Immunologic causes and thrombophilia in recurrent pregnancy loss
Successful maternal adaptation to the semi-allogenic fetus occurs in the uterus at the site of placentation with maternal–fetal immune tolerance. Impairments of these mechanisms are involved in certain cases of RPL. The role of thrombophilia and imunologic causes in RPL is discussed.
VOLUME 115, ISSUE 3, P561-566, MARCH 01, 2021
Diana Alecsandru, M.D., Ph.D., Amber M. Klimczak, M.D., Juan A. Garcia Velasco, M.D., Paul Pirtea, M.D., Jason M. Franasiak, M.D.

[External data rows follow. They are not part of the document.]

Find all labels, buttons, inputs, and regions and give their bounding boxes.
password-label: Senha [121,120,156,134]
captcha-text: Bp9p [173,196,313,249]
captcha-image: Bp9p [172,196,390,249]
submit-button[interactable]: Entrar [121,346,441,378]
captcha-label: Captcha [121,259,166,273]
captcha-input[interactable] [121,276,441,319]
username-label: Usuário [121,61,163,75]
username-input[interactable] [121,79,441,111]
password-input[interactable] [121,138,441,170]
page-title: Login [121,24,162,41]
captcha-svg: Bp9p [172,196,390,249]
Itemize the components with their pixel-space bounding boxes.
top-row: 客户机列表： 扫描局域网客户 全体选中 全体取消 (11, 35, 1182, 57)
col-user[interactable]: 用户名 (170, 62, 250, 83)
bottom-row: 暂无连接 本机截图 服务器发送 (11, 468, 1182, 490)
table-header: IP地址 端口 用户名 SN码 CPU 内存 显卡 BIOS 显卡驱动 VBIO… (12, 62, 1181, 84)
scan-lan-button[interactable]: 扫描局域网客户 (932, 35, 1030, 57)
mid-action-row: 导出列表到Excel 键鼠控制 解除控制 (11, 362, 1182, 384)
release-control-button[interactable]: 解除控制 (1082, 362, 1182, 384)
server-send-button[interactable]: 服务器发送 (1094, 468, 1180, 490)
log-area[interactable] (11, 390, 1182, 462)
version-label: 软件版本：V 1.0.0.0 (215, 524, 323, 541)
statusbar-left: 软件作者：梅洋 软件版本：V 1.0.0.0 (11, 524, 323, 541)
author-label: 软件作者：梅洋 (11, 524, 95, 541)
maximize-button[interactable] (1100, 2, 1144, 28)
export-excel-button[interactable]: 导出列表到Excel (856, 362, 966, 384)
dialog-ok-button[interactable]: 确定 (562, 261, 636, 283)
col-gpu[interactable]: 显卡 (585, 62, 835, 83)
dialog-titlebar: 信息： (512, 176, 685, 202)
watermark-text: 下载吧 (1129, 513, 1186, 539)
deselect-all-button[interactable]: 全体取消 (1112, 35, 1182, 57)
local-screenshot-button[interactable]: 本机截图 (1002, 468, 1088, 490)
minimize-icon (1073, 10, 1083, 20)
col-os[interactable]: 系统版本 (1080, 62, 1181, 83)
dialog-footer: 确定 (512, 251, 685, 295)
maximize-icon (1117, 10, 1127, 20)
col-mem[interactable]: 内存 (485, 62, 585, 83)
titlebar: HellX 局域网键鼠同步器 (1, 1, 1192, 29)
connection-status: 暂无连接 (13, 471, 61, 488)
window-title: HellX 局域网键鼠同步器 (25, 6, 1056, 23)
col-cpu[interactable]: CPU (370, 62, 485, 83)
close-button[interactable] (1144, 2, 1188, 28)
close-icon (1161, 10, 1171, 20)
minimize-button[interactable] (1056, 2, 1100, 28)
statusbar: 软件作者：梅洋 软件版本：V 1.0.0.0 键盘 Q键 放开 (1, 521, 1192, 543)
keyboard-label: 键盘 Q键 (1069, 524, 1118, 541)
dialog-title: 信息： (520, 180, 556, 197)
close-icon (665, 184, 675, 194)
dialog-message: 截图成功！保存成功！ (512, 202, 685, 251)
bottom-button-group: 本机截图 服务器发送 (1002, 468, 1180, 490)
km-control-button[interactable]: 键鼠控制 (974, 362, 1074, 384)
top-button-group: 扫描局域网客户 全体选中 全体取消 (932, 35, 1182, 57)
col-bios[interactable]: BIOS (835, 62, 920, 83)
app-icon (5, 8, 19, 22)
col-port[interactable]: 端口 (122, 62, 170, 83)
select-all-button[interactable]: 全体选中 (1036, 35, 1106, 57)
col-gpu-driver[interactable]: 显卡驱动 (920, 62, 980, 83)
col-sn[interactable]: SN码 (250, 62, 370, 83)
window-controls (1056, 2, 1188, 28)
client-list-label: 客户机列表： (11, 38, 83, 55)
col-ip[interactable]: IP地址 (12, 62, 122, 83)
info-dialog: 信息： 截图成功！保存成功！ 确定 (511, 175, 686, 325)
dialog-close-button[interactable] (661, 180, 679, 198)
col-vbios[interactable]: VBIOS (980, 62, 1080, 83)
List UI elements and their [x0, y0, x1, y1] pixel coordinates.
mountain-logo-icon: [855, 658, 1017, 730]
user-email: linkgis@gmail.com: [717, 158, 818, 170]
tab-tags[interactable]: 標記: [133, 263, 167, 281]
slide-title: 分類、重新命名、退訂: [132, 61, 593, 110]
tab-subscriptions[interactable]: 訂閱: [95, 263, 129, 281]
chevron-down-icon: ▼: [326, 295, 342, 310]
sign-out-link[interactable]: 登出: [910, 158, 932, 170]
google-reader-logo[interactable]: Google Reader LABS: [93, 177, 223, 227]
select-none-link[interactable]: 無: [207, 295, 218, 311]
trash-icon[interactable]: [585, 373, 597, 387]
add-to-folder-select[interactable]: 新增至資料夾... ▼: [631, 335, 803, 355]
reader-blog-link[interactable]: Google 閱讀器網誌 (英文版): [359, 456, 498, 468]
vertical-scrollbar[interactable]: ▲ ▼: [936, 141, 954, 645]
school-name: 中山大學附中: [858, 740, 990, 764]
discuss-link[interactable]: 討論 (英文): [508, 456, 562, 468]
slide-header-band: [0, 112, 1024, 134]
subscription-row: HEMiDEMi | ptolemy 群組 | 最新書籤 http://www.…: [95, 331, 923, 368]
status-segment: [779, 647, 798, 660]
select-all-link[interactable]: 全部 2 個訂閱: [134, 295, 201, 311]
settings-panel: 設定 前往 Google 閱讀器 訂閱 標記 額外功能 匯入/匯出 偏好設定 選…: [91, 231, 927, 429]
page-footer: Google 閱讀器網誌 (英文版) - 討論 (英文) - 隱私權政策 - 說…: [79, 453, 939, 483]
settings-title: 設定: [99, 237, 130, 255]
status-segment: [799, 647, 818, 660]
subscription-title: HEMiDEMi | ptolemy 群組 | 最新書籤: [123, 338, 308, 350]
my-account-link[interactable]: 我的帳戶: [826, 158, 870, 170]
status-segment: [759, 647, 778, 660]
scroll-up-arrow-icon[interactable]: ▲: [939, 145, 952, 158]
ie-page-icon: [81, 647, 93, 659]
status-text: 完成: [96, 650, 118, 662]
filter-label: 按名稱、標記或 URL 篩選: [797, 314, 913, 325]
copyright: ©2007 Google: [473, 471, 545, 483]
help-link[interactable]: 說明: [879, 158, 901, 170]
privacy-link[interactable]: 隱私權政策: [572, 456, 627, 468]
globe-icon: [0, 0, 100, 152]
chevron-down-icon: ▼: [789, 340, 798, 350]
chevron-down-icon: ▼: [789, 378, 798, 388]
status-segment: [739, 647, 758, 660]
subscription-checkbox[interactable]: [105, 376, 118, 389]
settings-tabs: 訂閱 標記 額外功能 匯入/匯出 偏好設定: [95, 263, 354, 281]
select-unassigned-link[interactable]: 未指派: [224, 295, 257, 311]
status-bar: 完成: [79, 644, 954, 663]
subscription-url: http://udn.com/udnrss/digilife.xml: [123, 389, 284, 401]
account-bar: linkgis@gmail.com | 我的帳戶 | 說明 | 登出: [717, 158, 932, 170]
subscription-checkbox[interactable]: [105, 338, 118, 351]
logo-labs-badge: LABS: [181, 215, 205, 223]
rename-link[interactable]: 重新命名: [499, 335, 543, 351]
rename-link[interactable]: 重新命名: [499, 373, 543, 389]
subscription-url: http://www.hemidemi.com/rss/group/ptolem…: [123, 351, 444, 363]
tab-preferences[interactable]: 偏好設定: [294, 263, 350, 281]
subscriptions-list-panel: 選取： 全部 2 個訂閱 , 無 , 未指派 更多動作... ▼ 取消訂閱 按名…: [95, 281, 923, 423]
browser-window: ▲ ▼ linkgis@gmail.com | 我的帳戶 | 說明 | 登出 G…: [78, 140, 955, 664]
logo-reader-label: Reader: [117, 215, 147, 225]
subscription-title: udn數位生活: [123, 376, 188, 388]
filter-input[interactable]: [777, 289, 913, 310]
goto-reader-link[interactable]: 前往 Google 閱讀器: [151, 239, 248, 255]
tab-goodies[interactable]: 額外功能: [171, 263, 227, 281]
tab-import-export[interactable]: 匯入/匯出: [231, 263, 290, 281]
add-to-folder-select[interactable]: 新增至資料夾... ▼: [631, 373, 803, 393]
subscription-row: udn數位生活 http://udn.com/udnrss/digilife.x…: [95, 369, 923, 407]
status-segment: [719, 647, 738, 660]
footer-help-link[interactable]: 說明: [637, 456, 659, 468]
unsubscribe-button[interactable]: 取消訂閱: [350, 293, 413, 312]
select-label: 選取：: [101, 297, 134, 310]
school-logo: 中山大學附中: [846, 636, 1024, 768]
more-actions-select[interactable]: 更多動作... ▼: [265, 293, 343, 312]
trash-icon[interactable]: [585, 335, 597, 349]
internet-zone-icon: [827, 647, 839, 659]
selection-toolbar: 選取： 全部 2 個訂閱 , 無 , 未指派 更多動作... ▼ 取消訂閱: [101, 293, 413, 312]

Certain miscarriages result from immunologic factors, but there is no clear identification of the precise causes of recurrent pregnancy loss (RPL). Miscarriages and RPL can arise from a disruption of maternal–fetal immune homeostasis. Remodeling of the maternal uterine spiral arteries is one of the key steps for normal growth and development of the fetus. An adequate oxygen supply is necessary for correct placentation, and it is accomplished by proper vascular changes. The development of fetal tissues creates a potential immunologic problem since the fetus can express paternal antigens and, in some cases, antigens of a gamete donor. The maternal immune system actively responds to fetal antigens, and dysregulation of this crosstalk could partly explain pregnancy complications such as miscarriages and RPL. RPL resulting from thrombophilia is primarily due to acquired thrombophilia, and therefore screening and treatment should be focused on antiphospholipid antibody syndrome.